Flash forward to my work experience. I started working when my youngest turned 3. And I've worked hard ever since. I think the work ethic was ingrained in me from my dad. When I work, I'm going to give 100% to whatever task I'm assigned. And whether I'm feeling under the weather or dealing with a health crisis, I would not let anything deter me from my job.
My last job was supposed to be 9-5. Not so. It became round-the-clock, 7 days a week. I was given a laptop and a blackberry so I could work anytime, anywhere. That was a dangerous thing to do for someone like me. With technology like that in hand, there's no way a work-a-holic like me would not be idle. The workload had become intense. The mountain of work kept getting higher. So work-a-holic me took the work home and convinced myself that by working at night and weekends at home, I could somehow catch up. Ha! Wasn't going to happen. But no one could convince me of that. So I kept plodding along.

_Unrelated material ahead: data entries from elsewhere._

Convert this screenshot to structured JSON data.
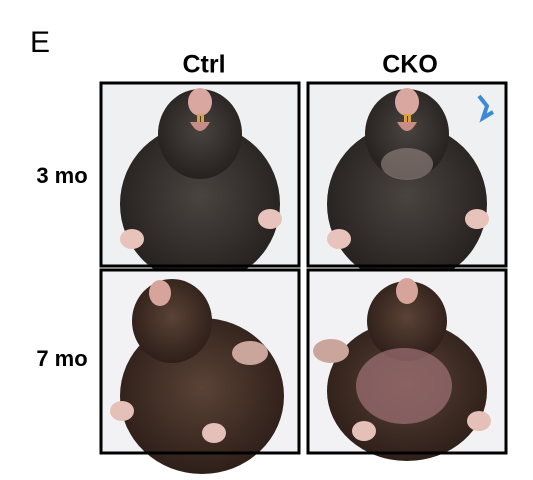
{
  "panel": {
    "label": "E",
    "columns": [
      "Ctrl",
      "CKO"
    ],
    "rows": [
      "3 mo",
      "7 mo"
    ]
  }
}
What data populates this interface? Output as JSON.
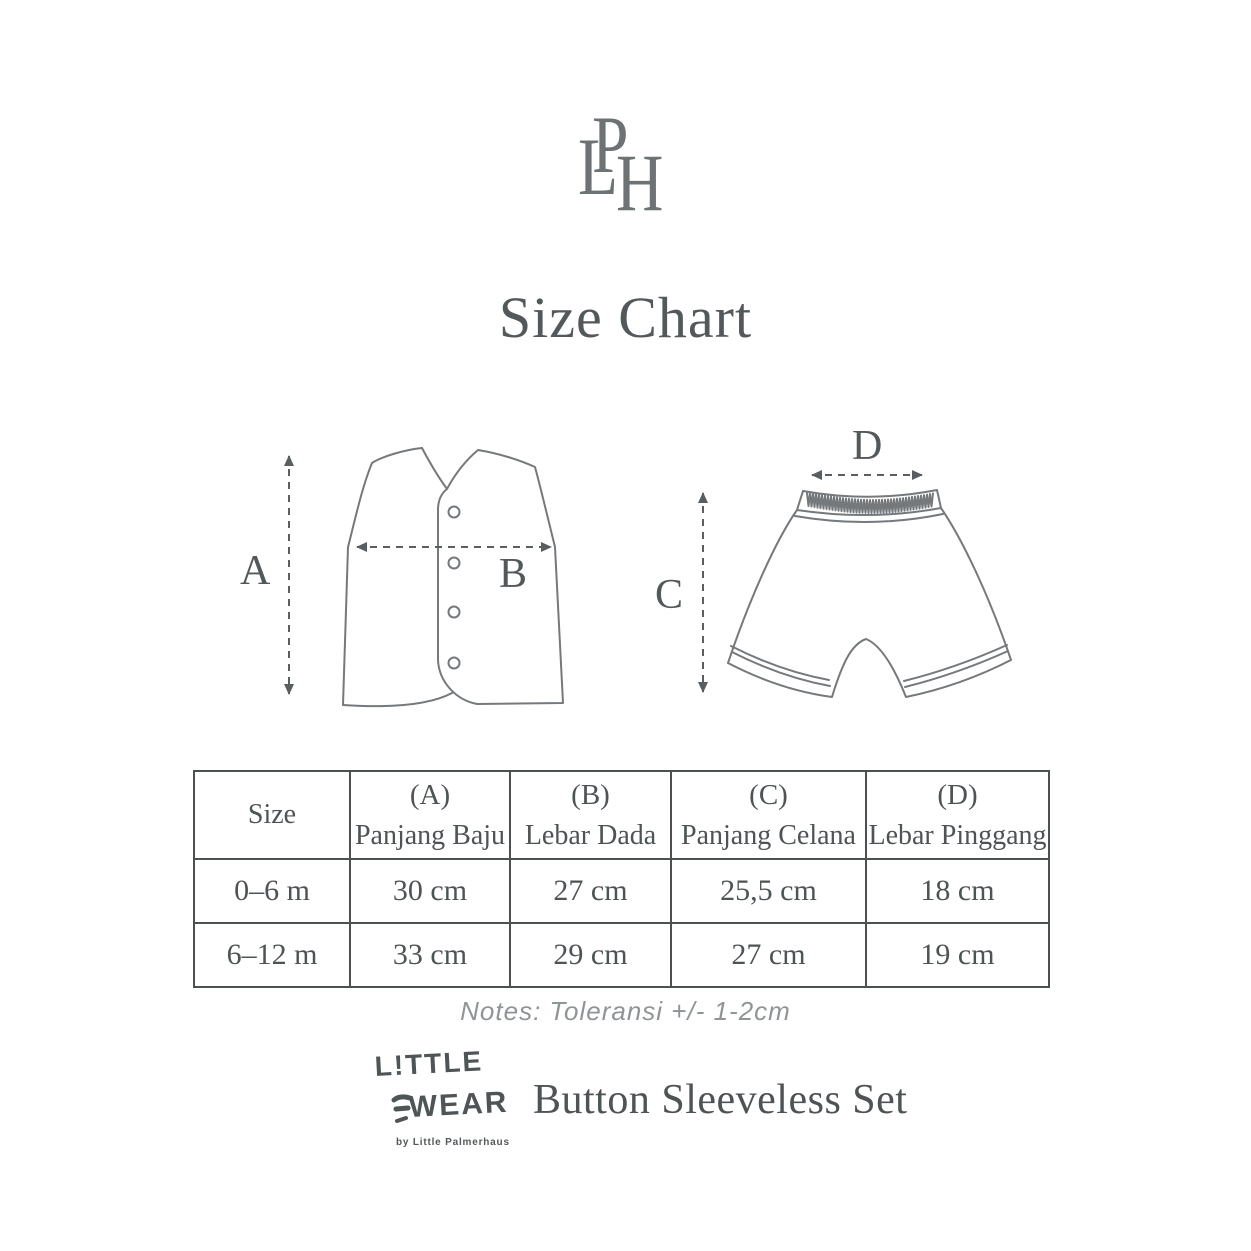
{
  "colors": {
    "background": "#ffffff",
    "text": "#4e5355",
    "title": "#53585a",
    "garment_outline": "#75797c",
    "arrow": "#595e60",
    "table_border": "#4b5052",
    "notes": "#8f9496",
    "brand": "#4f5456"
  },
  "header": {
    "monogram": {
      "l": "L",
      "p": "P",
      "h": "H"
    },
    "title": "Size Chart"
  },
  "diagram": {
    "vest": {
      "vertical_label": "A",
      "horizontal_label": "B"
    },
    "shorts": {
      "vertical_label": "C",
      "horizontal_label": "D"
    }
  },
  "table": {
    "columns": [
      {
        "code": "",
        "label": "Size"
      },
      {
        "code": "(A)",
        "label": "Panjang Baju"
      },
      {
        "code": "(B)",
        "label": "Lebar Dada"
      },
      {
        "code": "(C)",
        "label": "Panjang Celana"
      },
      {
        "code": "(D)",
        "label": "Lebar Pinggang"
      }
    ],
    "rows": [
      {
        "size": "0–6 m",
        "a": "30 cm",
        "b": "27 cm",
        "c": "25,5 cm",
        "d": "18 cm"
      },
      {
        "size": "6–12 m",
        "a": "33 cm",
        "b": "29 cm",
        "c": "27 cm",
        "d": "19 cm"
      }
    ]
  },
  "notes": "Notes: Toleransi +/- 1-2cm",
  "footer": {
    "brand_line1": "L!TTLE",
    "brand_line2": "WEAR",
    "brand_byline": "by Little Palmerhaus",
    "product": "Button Sleeveless Set"
  }
}
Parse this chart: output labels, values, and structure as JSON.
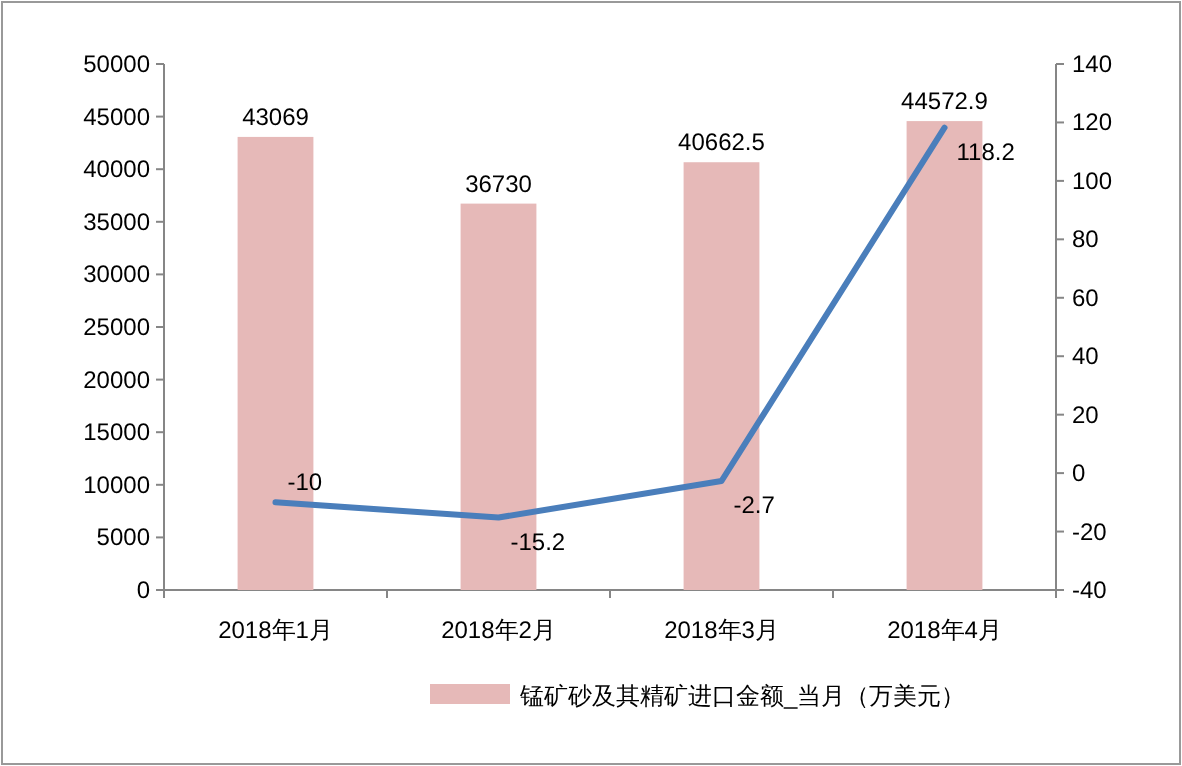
{
  "chart_data": {
    "type": "bar",
    "categories": [
      "2018年1月",
      "2018年2月",
      "2018年3月",
      "2018年4月"
    ],
    "series": [
      {
        "name": "锰矿砂及其精矿进口金额_当月（万美元）",
        "color": "#e6b9b8",
        "values": [
          43069,
          36730,
          40662.5,
          44572.9
        ]
      },
      {
        "type": "line",
        "axis": "y2",
        "color": "#4a7ebb",
        "values": [
          -10,
          -15.2,
          -2.7,
          118.2
        ]
      }
    ],
    "ylim": [
      0,
      50000
    ],
    "yticks": [
      0,
      5000,
      10000,
      15000,
      20000,
      25000,
      30000,
      35000,
      40000,
      45000,
      50000
    ],
    "y2lim": [
      -40,
      140
    ],
    "y2ticks": [
      -40,
      -20,
      0,
      20,
      40,
      60,
      80,
      100,
      120,
      140
    ],
    "data_labels": true,
    "legend": "bottom",
    "grid": false,
    "marker": "none",
    "line_style": "solid"
  }
}
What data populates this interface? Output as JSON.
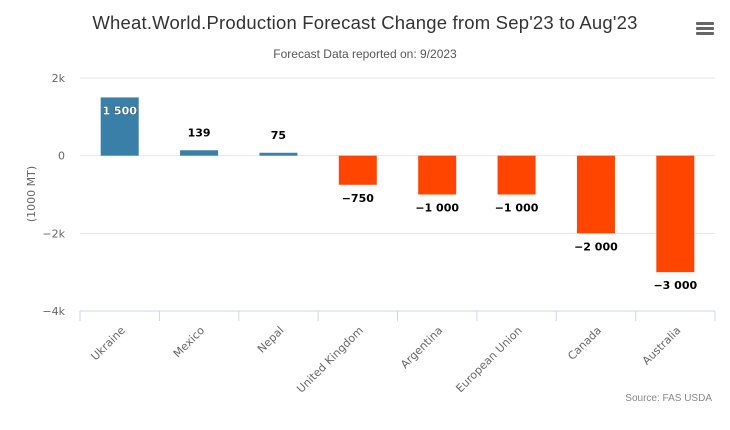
{
  "title": "Wheat.World.Production Forecast Change from Sep'23 to Aug'23",
  "subtitle": "Forecast Data reported on: 9/2023",
  "menu_icon": "hamburger-menu-icon",
  "credits": "Source: FAS USDA",
  "colors": {
    "positive": "#3a7fa8",
    "negative": "#ff4500",
    "grid": "#e6e6e6",
    "axis": "#ccd6eb"
  },
  "chart_data": {
    "type": "bar",
    "title": "Wheat.World.Production Forecast Change from Sep'23 to Aug'23",
    "subtitle": "Forecast Data reported on: 9/2023",
    "xlabel": "",
    "ylabel": "(1000 MT)",
    "categories": [
      "Ukraine",
      "Mexico",
      "Nepal",
      "United Kingdom",
      "Argentina",
      "European Union",
      "Canada",
      "Australia"
    ],
    "values": [
      1500,
      139,
      75,
      -750,
      -1000,
      -1000,
      -2000,
      -3000
    ],
    "data_labels": [
      "1 500",
      "139",
      "75",
      "−750",
      "−1 000",
      "−1 000",
      "−2 000",
      "−3 000"
    ],
    "ylim": [
      -4000,
      2000
    ],
    "yticks": [
      2000,
      0,
      -2000,
      -4000
    ],
    "ytick_labels": [
      "2k",
      "0",
      "−2k",
      "−4k"
    ],
    "grid": true,
    "legend": "none"
  }
}
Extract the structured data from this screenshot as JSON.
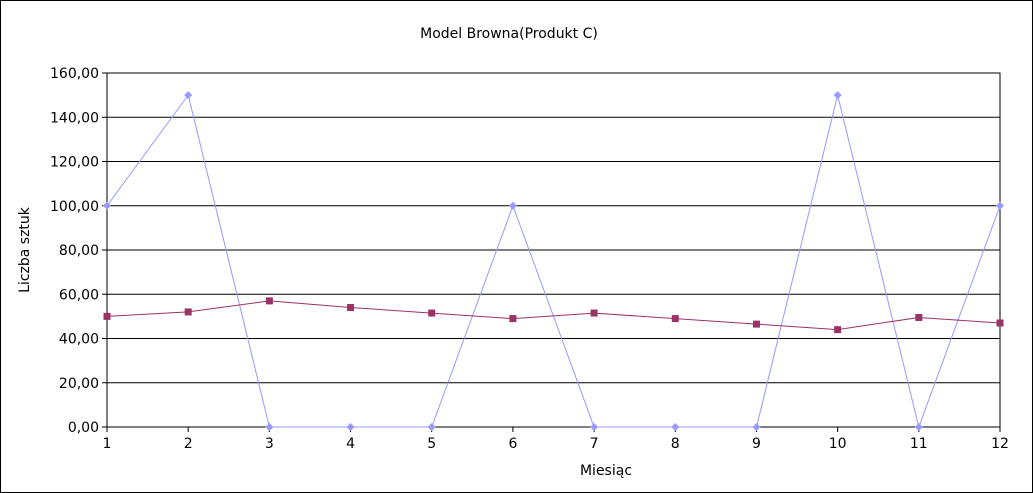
{
  "chart_data": {
    "type": "line",
    "title": "Model Browna(Produkt C)",
    "xlabel": "Miesiąc",
    "ylabel": "Liczba sztuk",
    "x": [
      1,
      2,
      3,
      4,
      5,
      6,
      7,
      8,
      9,
      10,
      11,
      12
    ],
    "ylim": [
      0,
      160
    ],
    "yticks": [
      "0,00",
      "20,00",
      "40,00",
      "60,00",
      "80,00",
      "100,00",
      "120,00",
      "140,00",
      "160,00"
    ],
    "xticks": [
      "1",
      "2",
      "3",
      "4",
      "5",
      "6",
      "7",
      "8",
      "9",
      "10",
      "11",
      "12"
    ],
    "grid": true,
    "series": [
      {
        "values": [
          100,
          150,
          0,
          0,
          0,
          100,
          0,
          0,
          0,
          150,
          0,
          100
        ],
        "color": "#9999ff",
        "marker": "diamond"
      },
      {
        "values": [
          50,
          52,
          57,
          54,
          51.5,
          49,
          51.5,
          49,
          46.5,
          44,
          49.5,
          47
        ],
        "color": "#993366",
        "marker": "square"
      }
    ]
  }
}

I was scared that the boss would think I was slacking if I couldn't show her that I was making every effort to do the work. I had visions that she would call me on the carpet and grill me about why the work was piling up. And she would crack the whip and tell me to put my nose closer to the grindstone and gitterdone!
My health problems kept rising, I still pushed forward. I did not complain. I did not take a sick day. I could work from home if I couldn't physically make it into the office.
In the end, it wasn't enough. I was shown the door. My committment to the job was not enough to keep me from getting laid off.
But you know what? I'm not going to change. I believe in hard work. I believe in giving 100% no matter what I'm doing. And I really try not to complain. I just do it. I can't change. I'm my father's little girl.